Besides being a win for President
Obama, the decision was a key policy victory for Defense Secretary Robert
M. Gates. Gates, who has been campaigning against the plane since April. Gates
is now one step further on his mission to reshape America’s priorities and reform
the way the Pentagon procures weapons, he discussed in a Chicago speech last week.
The F-22, which cost an average
of $350 million a piece, was conceived in the 1980’s for aerial combat
against future Soviet fighters. (Think Top Gun.) Currently, the Cold War is over, and
after the barbarous bonding experience between Russian President Dmitry
Medvedev and our own President Obama in July, the chances of Soviet
aerial threats has diminished. For now, the F-22’s already on order,
in conjunction with other warplanes such as the modernized F-35 and
187 F-22’s currently in use, will sufficiently defend the country.
While the vote in the Senate was won by with a 58 to 40 margin, the fight for the “silver bullet”
of the skies did not go down without a fight. As usual, lawmakers debated
over several days, as they’ve done in the past, whether the fighters
are needed to counter a military threat from Russia or China. But the
nation’s current economic woes may have played a larger role in the
vote than military strategy.
The chief Senate critics of
the F-22 were Armed Services Committee Chairman, Carl Levin (D-MI),
and the committee’s top Republican, Sen. John McCain. Although the
plane’s supporters worried that its cancellation would eliminate thousands
of jobs at a time of economic hardship, the Maverick and his supporters
attacked what they call pork barrel spending by the government on weapons
and decided the F-22 deserved no additional funds at a time of pressing
social needs.
In all, 14 members of the president’s
party voted to keep the F-22 production line going, while 14 Republicans
joined McCain in voting to shut it down. Other Democrats including Senators
James Webb (VA), Mark Warner (VA), and Benjamin L. Cardin (MD) all supported
stopping the program.
Another factor in the debate
over the program, which began heating up in April, was the hypocritical
demand for the planes played off by Republicans.
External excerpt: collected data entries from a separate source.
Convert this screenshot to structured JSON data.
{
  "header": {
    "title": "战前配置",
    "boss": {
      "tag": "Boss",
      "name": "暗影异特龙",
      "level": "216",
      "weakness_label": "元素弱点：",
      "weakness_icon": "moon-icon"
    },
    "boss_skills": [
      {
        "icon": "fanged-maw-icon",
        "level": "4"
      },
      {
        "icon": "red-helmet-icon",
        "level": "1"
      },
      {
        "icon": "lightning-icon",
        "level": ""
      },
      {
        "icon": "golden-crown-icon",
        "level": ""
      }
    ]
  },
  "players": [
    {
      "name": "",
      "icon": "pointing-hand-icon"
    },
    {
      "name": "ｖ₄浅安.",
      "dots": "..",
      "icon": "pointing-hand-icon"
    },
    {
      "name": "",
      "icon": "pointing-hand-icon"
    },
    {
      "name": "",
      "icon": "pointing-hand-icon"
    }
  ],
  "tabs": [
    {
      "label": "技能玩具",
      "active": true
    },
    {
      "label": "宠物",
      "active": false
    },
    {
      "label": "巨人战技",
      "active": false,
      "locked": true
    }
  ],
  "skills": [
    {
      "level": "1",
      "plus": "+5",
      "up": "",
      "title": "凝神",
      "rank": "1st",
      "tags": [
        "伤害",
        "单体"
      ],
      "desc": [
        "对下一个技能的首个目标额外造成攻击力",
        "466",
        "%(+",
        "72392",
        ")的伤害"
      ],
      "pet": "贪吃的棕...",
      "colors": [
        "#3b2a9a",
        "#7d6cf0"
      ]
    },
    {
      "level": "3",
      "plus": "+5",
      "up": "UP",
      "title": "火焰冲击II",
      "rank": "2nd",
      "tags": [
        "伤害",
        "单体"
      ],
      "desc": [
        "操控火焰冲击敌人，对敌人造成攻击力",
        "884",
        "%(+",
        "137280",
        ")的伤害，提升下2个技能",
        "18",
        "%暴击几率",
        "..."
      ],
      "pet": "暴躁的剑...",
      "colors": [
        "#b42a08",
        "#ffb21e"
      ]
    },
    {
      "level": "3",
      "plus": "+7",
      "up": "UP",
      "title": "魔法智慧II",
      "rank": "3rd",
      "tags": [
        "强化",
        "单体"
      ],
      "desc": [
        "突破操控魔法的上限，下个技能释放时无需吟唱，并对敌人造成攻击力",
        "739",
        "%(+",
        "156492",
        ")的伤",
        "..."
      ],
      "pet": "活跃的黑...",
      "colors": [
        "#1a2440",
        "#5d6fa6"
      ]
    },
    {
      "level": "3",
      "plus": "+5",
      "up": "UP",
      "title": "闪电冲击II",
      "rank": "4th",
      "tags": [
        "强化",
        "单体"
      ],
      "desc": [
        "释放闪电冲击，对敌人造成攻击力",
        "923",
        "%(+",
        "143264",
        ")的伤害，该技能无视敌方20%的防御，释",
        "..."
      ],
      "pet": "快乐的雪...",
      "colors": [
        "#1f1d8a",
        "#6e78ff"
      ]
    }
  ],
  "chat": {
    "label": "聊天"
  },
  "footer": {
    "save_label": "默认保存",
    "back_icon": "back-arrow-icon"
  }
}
Renowned American Economist
and author Paul Krugman noted during the debate that the very same Republican
congressmen who were denouncing the stimulus, saying government spending
never ‘creates jobs,’ were switching their words and saying that
cutting defense spending costs jobs. Some conservatives also argued that
defunding the F-22 program would weaken national security; however,
not a single mission flown in Iraq or Afghanistan has used the F-22.
After the vote, Obama summed
up the proceedings bluntly by saying that buying the
extra planes would have been “an inexcusable waste of money,” and that “our
troops and citizens lose” if more defense dollars go to F-22’s.